Social Security, those payments are going to continue. They're going to grow with the cost of living. I'm certain -- as certain as I can be -- that Social Security will be repaired, simply because it has to be. I don't think its future is in doubt, if we can just wake up a few of those people down in the nation's capital.
For stocks, you probably want to look at more of a dividend bias. You could buy a high-yield dividend index instead of the total stock market index if capital flows. That dividend -- if you look at the stream of dividends -- it makes the stock market look violently volatile. The dividend stream goes up, up, up.
The fact of the matter is, there have only been two significant dividend cuts since 1925. One was in '29-'32 and the other was a few years ago, 2007-'09, when all the financial companies pretty much eliminated their dividends. We've already recovered from that' that's over. The Standard & Poor's index is paying more dividend now than it was before the drop.
All of these things are clear in the past and, in a lot of ways, that doesn't matter. But if you assume that American business grows and America grows, that dividend stream will keep going up -- and as people ask all the time -- corporations have got huge amounts of cash so dividends should not be jeopardized, absent some real problem in the world and in the economy. People should be aware of that.
Nothing is a lead-pipe cinch in this world. Actually, it's sort of amusing! You have a couple of big risks out there. You know about the economy. You know about the international, kind of hanging on by its own. You know about the dollar. You know about the Federal Reserve buying all those securities and trying to bid the prices up of assets; not a particularly wise move.

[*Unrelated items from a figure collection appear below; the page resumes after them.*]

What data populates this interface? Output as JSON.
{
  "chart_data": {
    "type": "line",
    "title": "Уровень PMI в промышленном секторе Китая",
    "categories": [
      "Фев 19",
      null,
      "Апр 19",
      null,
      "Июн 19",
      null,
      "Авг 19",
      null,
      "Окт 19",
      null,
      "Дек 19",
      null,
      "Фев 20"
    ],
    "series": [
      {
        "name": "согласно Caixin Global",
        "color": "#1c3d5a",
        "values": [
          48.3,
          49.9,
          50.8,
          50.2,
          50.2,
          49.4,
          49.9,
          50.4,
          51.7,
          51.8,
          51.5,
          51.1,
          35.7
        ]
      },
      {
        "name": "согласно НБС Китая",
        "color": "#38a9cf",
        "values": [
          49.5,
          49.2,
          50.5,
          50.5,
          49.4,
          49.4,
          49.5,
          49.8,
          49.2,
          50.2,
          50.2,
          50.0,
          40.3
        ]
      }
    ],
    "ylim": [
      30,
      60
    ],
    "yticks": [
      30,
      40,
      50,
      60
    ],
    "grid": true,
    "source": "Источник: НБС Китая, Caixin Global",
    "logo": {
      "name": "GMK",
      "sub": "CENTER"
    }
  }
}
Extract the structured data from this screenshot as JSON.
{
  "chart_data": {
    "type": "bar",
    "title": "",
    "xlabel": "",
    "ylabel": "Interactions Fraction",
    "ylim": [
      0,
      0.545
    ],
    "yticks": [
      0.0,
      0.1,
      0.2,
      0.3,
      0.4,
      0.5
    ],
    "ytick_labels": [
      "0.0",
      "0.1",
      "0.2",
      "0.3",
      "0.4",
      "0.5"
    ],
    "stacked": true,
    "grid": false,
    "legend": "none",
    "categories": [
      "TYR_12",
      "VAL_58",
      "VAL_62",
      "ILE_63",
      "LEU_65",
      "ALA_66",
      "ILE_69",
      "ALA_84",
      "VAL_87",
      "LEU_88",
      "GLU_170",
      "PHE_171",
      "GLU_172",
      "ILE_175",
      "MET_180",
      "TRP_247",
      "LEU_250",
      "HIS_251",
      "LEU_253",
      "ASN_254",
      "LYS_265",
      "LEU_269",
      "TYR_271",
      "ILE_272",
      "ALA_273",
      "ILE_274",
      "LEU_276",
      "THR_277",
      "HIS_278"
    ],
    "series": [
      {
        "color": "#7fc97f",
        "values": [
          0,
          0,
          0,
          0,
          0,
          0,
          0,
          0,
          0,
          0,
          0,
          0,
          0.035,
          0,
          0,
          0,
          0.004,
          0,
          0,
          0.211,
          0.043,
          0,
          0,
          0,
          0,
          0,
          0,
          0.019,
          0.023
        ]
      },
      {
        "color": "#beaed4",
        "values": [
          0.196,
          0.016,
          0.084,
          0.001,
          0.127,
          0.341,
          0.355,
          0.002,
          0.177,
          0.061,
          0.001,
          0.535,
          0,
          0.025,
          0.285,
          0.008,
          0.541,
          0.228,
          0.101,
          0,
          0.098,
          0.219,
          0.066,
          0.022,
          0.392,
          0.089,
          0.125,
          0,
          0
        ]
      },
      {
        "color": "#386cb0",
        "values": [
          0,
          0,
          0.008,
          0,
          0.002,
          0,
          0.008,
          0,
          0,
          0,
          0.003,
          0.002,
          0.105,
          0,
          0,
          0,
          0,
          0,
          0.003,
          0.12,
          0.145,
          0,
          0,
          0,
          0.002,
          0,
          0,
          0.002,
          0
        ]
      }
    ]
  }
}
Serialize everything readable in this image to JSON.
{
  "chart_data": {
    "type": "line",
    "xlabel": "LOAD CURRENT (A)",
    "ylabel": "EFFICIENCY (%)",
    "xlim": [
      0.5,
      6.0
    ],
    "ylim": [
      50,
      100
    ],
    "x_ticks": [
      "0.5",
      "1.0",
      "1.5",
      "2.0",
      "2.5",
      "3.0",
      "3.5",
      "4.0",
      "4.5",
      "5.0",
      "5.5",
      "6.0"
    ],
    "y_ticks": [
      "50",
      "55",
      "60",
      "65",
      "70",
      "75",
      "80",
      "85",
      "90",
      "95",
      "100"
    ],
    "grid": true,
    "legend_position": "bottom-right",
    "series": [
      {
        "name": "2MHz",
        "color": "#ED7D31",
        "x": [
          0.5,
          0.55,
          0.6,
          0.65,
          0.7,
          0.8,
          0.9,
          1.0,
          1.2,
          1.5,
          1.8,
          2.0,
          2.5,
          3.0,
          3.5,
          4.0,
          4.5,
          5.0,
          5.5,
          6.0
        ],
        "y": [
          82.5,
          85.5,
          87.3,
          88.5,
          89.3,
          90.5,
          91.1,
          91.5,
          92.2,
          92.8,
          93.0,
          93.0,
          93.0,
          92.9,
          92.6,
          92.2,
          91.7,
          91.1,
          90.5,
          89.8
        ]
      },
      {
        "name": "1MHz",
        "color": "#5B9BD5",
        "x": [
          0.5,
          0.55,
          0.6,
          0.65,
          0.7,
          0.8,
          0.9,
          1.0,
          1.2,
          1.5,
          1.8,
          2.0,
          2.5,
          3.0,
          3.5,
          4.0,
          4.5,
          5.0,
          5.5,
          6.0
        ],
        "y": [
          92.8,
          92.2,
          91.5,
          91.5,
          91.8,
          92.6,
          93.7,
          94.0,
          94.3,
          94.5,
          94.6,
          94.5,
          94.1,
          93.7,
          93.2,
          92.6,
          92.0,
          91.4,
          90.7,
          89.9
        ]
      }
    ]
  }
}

You have to assess those risks and try to make some kind of a judgment, however difficult, about how they come out. But you also have to realize a couple of things. The second set of risks is really the incomprehensible risks, like nuclear warfare or a meteorite hits the U.S.
Gardner: Or robots begin to control our society.
Bogle: It won't matter whether you have stocks or bonds or anything else.
Gardner: A club. You'll need a club.
Bogle: Yes, just a club.
There are all kinds of big and small risks. But, as I've often said, we're sitting here knowing the world is going to hell in a hand basket, but people have been worried about that since the beginning.
Gardner: The known fears are not the ones to really fear.